The slogan for LIFE ITSELF is “The only thing Roger loved more than movies.” That’s a demonstrably incorrect platitude. It is evident Roger loved movies more than life because he continued reviewing for almost a decade after the debilitating effects of his disease left him virtually lifeless (that is, what kind of quality of life does one have after being robbed of the ability to speak, taste, eat, drink, kiss, walk, sex?). Roger loved movies SO MUCH he subsumed his overwhelming human trauma to continue writing about them seemingly unaffected by his losses – as evidenced by any of his reviews post-2006 (when the cancer started to win), and evidenced by my own ignorance of never gleaning he was suffering any especial trauma through his written word. No, Life meant nothing to this man unless he was immersed in that which he loved more than life itself – movies.
The latest footage of Roger finds him looking jolly, with Chaz by his side, fulfilling that oath of better or worse. Even so, I hate seeing the interaction between one person who is whole and one who is not: Chaz asks Roger, in that lilt we reserve for babies we are proud of because they tied their shoelaces all by themselves, “You’ve been writing a lot, haven’t you?” This man is a Promethean! Check your tone, woman! Especially on camera.
Director James asks Chaz, “Is it worth it?” and we can see her shaping her mouth around a well-worn platitude that she holds in reserve for just this damning question – but breaks down in tears instead: “He’s braver than me…” Uh, hon, that doesn’t answer the question. Because the answer is horrifyingly anti-social and goes against everything we are conditioned with from birth. Is it worth it? To continue grasping at a life which is no more a Life? We all learn within about 40 years of knowledgeable adulthood the answer is no.
Chaz describes Roger handing her a note: “Kill me.” She says she told him, “No! NO!” – and her attitude is that of talking to a disobedient German Shepherd – telling Roger it was “not an option.” As far as I’m concerned that kind of selfish, close-minded condescension shouldn’t be an option. If you laud this man for his honesty and intelligence, then it stands that everything he says is backed by same. So when he writes, “Kill me” it is not arrived at flippantly. How can anyone but he know the zero quality-of-life his life possesses? Honor his honesty. Honor his intelligence. Honor everything about the man that led the society he lived in to make this encomium.
In the end, Roger made a solo decision to sign a DNR form (Do Not Resuscitate [how many of us first heard of DNR from Livia on THE SOPRANOS?]), or the horror of Quality-less Life would have continued to be thrust upon him interminably. As it is, he was way past the ballgame; Chaz let him fade and burn out in a most emasculating manner that no towering public figure should have to endure. I’m not saying she is a villain or bad person for doing this; I’m saying our conditioning and bias toward this condition of “life” does not let us easily choose non-life as an option – even when it’s obviously the best option.
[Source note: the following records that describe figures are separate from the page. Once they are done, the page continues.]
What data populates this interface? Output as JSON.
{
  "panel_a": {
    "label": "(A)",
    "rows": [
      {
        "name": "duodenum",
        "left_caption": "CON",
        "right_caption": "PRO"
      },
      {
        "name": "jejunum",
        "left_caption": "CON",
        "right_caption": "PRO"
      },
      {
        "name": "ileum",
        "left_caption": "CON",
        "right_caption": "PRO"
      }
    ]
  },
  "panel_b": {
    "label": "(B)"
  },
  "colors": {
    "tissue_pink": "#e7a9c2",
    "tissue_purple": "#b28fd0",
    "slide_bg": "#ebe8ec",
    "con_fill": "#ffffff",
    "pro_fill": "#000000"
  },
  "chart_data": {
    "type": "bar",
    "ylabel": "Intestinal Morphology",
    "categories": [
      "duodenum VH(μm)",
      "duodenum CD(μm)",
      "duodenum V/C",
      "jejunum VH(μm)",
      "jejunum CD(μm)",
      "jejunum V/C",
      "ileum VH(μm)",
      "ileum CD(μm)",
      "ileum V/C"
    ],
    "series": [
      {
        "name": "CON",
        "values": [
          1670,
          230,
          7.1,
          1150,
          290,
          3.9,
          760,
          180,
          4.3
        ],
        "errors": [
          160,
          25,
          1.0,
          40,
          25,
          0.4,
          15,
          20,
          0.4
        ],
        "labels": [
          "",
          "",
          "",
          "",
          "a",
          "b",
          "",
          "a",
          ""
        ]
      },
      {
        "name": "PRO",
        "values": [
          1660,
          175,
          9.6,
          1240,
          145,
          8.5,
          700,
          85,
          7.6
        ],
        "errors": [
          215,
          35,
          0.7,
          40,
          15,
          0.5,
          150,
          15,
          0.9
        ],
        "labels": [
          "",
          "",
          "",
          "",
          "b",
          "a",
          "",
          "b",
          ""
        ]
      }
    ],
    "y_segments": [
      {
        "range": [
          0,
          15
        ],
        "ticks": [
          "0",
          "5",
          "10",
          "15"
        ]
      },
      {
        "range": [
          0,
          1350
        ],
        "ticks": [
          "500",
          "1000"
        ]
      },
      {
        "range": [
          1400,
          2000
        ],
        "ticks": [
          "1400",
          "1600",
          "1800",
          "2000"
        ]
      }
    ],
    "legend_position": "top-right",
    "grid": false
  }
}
Roger’s last emails to the filmmaker are heartbreaking as he types in response to documentary questions, simply, “can’t” and “I’m fading.”
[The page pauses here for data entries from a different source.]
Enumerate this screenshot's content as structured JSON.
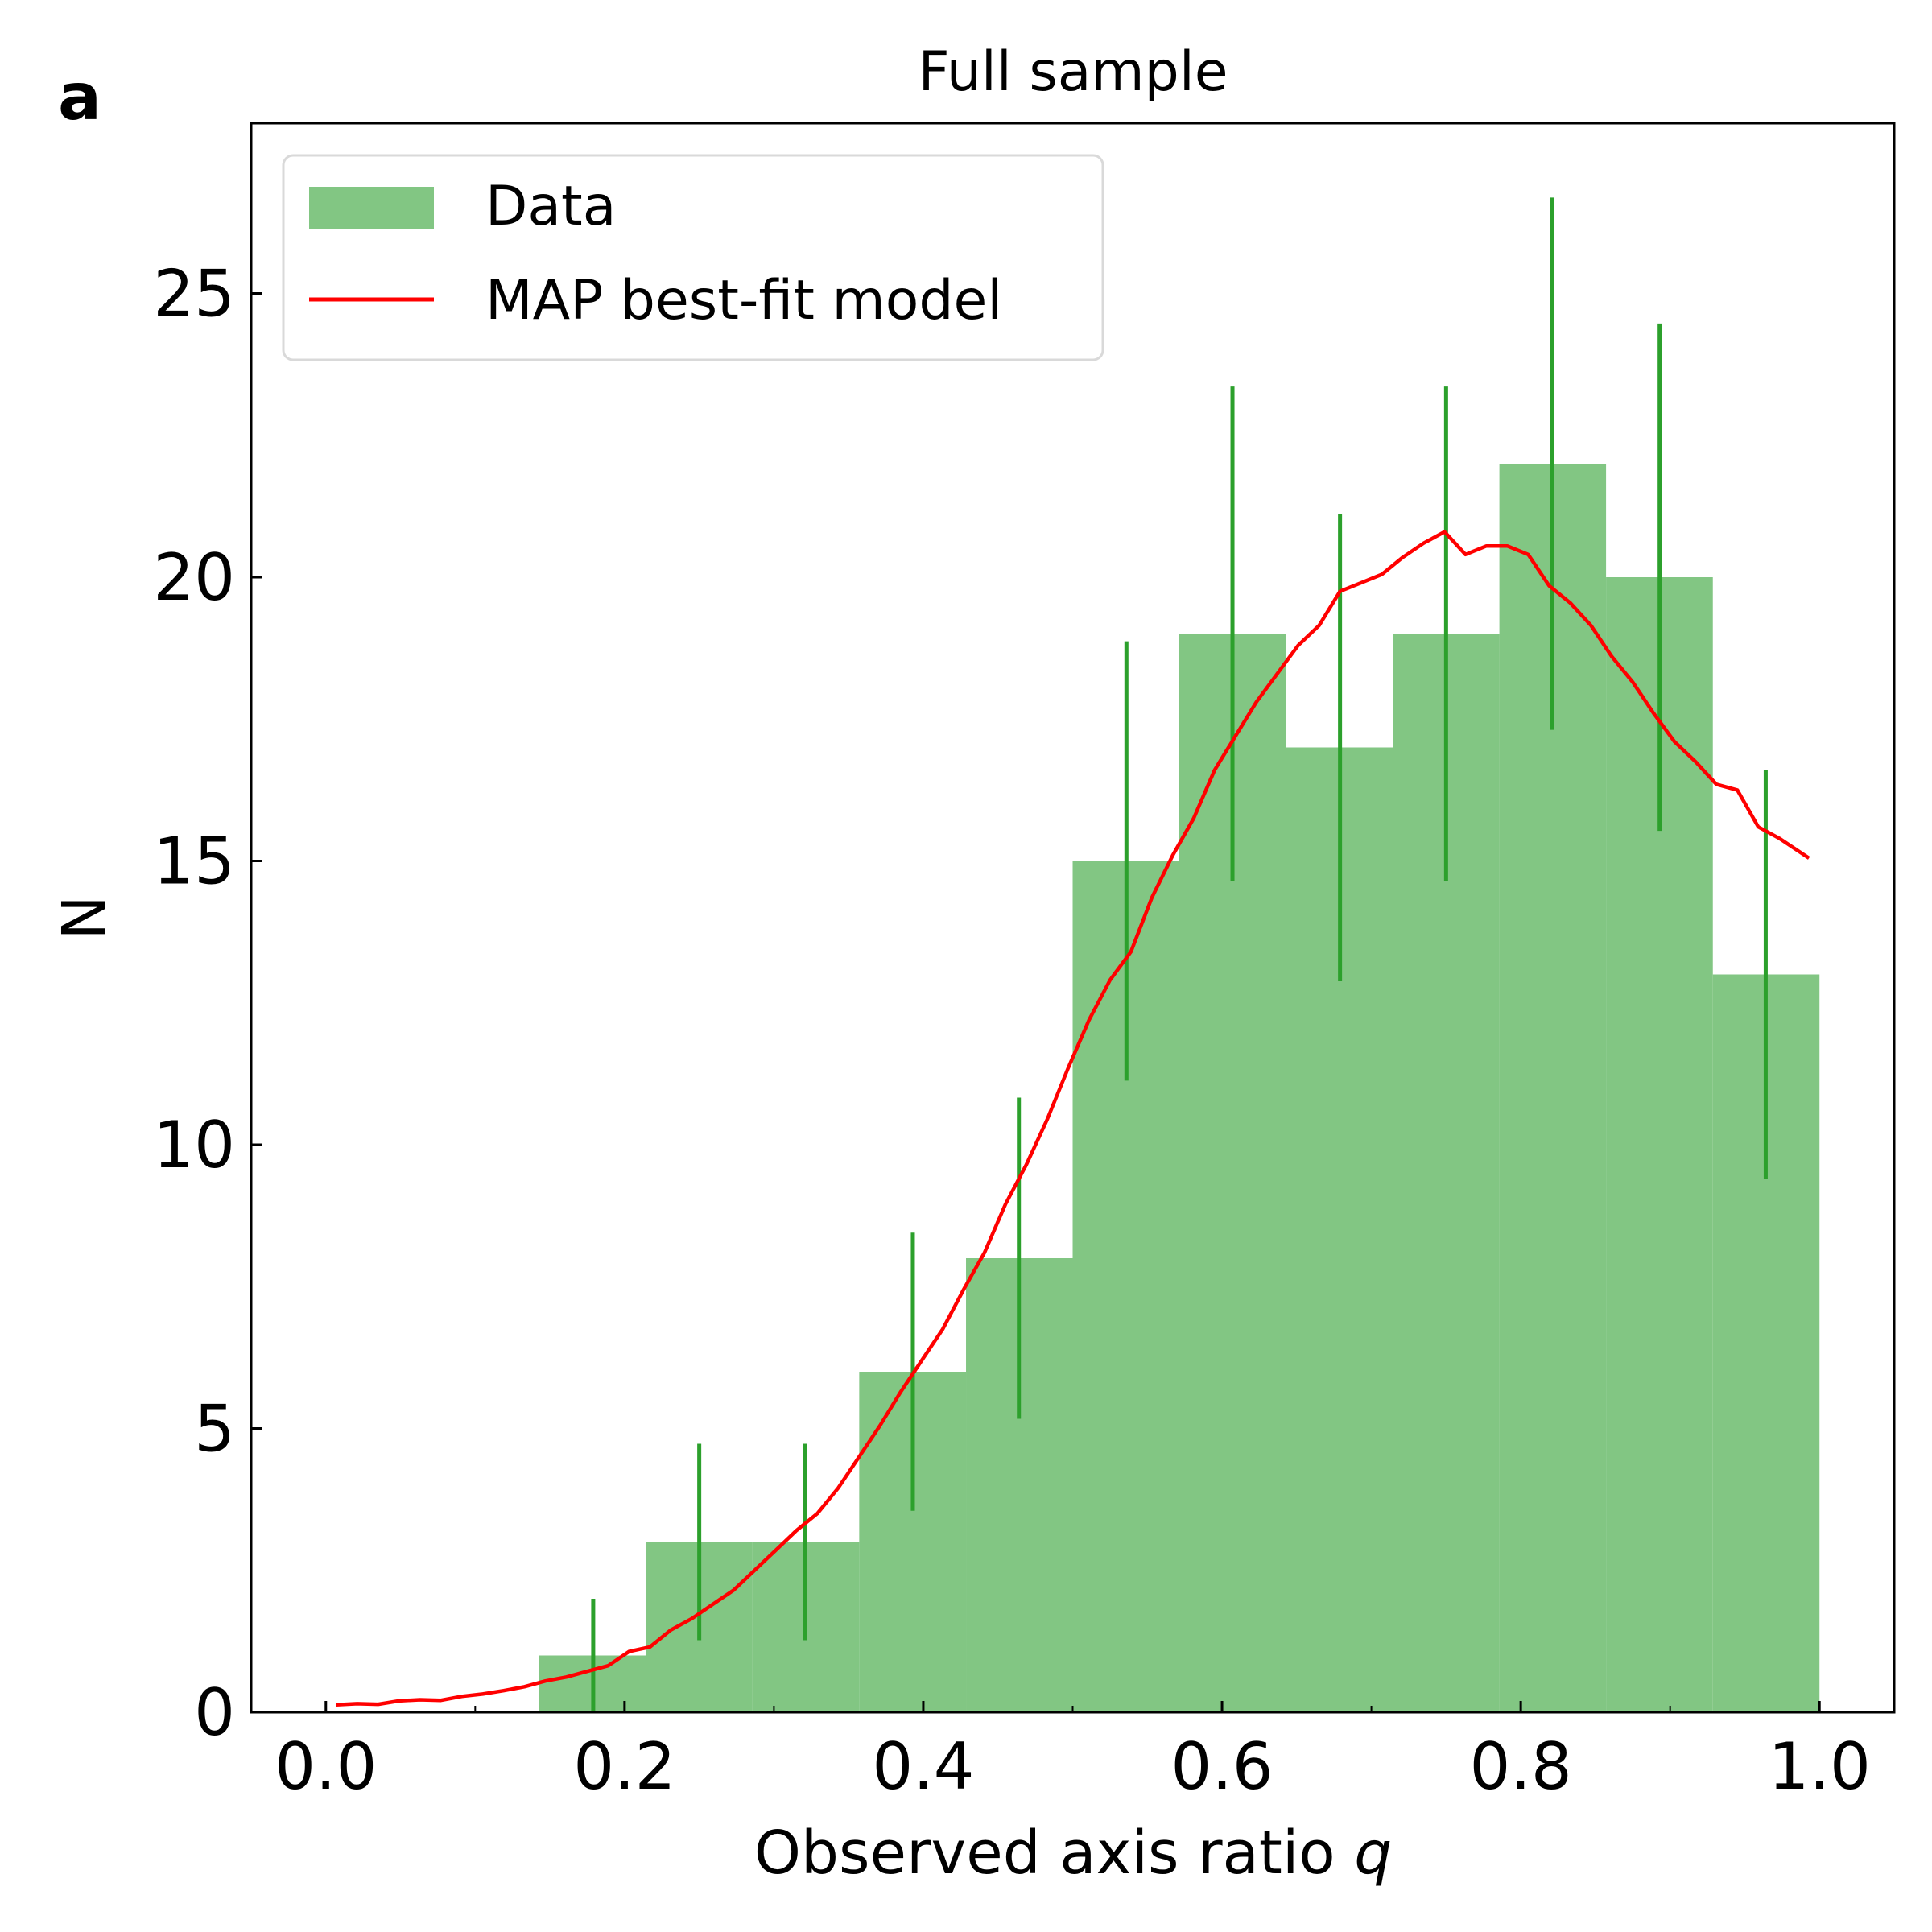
{
  "panel_label": "a",
  "chart_data": {
    "type": "bar",
    "title": "Full sample",
    "xlabel": "Observed axis ratio",
    "xlabel_var": "q",
    "ylabel": "N",
    "xlim": [
      -0.05,
      1.05
    ],
    "ylim": [
      0,
      28
    ],
    "xticks": [
      0.0,
      0.2,
      0.4,
      0.6,
      0.8,
      1.0
    ],
    "xtick_labels": [
      "0.0",
      "0.2",
      "0.4",
      "0.6",
      "0.8",
      "1.0"
    ],
    "yticks": [
      0,
      5,
      10,
      15,
      20,
      25
    ],
    "ytick_labels": [
      "0",
      "5",
      "10",
      "15",
      "20",
      "25"
    ],
    "grid": false,
    "legend_position": "top-left",
    "series": [
      {
        "name": "Data",
        "kind": "histogram",
        "color": "#82c683",
        "bin_edges": [
          0.1429,
          0.2143,
          0.2857,
          0.3571,
          0.4286,
          0.5,
          0.5714,
          0.6429,
          0.7143,
          0.7857,
          0.8571,
          0.9286,
          1.0
        ],
        "values": [
          1,
          3,
          3,
          6,
          8,
          15,
          19,
          17,
          19,
          22,
          20,
          13
        ],
        "error_color": "#2ca02c",
        "errors": [
          {
            "x": 0.179,
            "low": 0.0,
            "high": 2.0
          },
          {
            "x": 0.25,
            "low": 1.27,
            "high": 4.73
          },
          {
            "x": 0.321,
            "low": 1.27,
            "high": 4.73
          },
          {
            "x": 0.393,
            "low": 3.55,
            "high": 8.45
          },
          {
            "x": 0.464,
            "low": 5.17,
            "high": 10.83
          },
          {
            "x": 0.536,
            "low": 11.13,
            "high": 18.87
          },
          {
            "x": 0.607,
            "low": 14.64,
            "high": 23.36
          },
          {
            "x": 0.679,
            "low": 12.88,
            "high": 21.12
          },
          {
            "x": 0.75,
            "low": 14.64,
            "high": 23.36
          },
          {
            "x": 0.821,
            "low": 17.31,
            "high": 26.69
          },
          {
            "x": 0.893,
            "low": 15.53,
            "high": 24.47
          },
          {
            "x": 0.964,
            "low": 9.39,
            "high": 16.61
          }
        ]
      },
      {
        "name": "MAP best-fit model",
        "kind": "line",
        "color": "#ff0000",
        "x": [
          0.007,
          0.021,
          0.035,
          0.049,
          0.063,
          0.077,
          0.091,
          0.105,
          0.119,
          0.133,
          0.147,
          0.161,
          0.175,
          0.189,
          0.203,
          0.217,
          0.231,
          0.245,
          0.259,
          0.273,
          0.287,
          0.301,
          0.315,
          0.329,
          0.343,
          0.357,
          0.371,
          0.385,
          0.399,
          0.413,
          0.427,
          0.441,
          0.455,
          0.469,
          0.483,
          0.497,
          0.511,
          0.525,
          0.539,
          0.553,
          0.567,
          0.581,
          0.595,
          0.609,
          0.623,
          0.637,
          0.651,
          0.665,
          0.679,
          0.693,
          0.707,
          0.721,
          0.735,
          0.749,
          0.763,
          0.777,
          0.791,
          0.805,
          0.819,
          0.833,
          0.847,
          0.861,
          0.875,
          0.889,
          0.903,
          0.917,
          0.931,
          0.945,
          0.959,
          0.973,
          0.993
        ],
        "y": [
          0.13,
          0.15,
          0.14,
          0.2,
          0.22,
          0.21,
          0.28,
          0.32,
          0.38,
          0.45,
          0.55,
          0.62,
          0.72,
          0.82,
          1.07,
          1.15,
          1.45,
          1.65,
          1.9,
          2.15,
          2.5,
          2.85,
          3.2,
          3.5,
          3.95,
          4.5,
          5.05,
          5.65,
          6.2,
          6.75,
          7.45,
          8.1,
          8.95,
          9.65,
          10.45,
          11.35,
          12.2,
          12.9,
          13.4,
          14.35,
          15.1,
          15.75,
          16.6,
          17.2,
          17.8,
          18.3,
          18.8,
          19.15,
          19.75,
          19.9,
          20.05,
          20.35,
          20.6,
          20.8,
          20.4,
          20.55,
          20.55,
          20.4,
          19.85,
          19.55,
          19.15,
          18.6,
          18.15,
          17.6,
          17.1,
          16.75,
          16.35,
          16.25,
          15.6,
          15.4,
          15.05
        ]
      }
    ]
  }
}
The most touching moment of the film is when Ramin Bahrani (writer-director MAN PUSH CART, 2005) is gifted a box by Roger, full of wooden puzzle pieces. A letter from Laura Dern to Roger accompanies the gift, where she outlines the box’s history: given to her by the Strassberg family, who were given it by Marilyn Monroe, who was first given it by Alfred Hitchcock. When Ramin refuses the gift, Roger insists, “You’re going to accept it because you have to one day give it to somebody else who deserves it!”
During Roger’s eulogy, the congregation raises its thumbs in salute.
On the day before he died, Roger thanked us for going on this journey with him. No, the thanks is all ours, Roger, for creating a journey where none might have existed before for us jabbering cucumbers. You gave respectability to all of us barely-literate poison pens scribbling in the fluttering dark.
Thumbs Up to you, Mr. Ebert, the greatest cucumber of us all.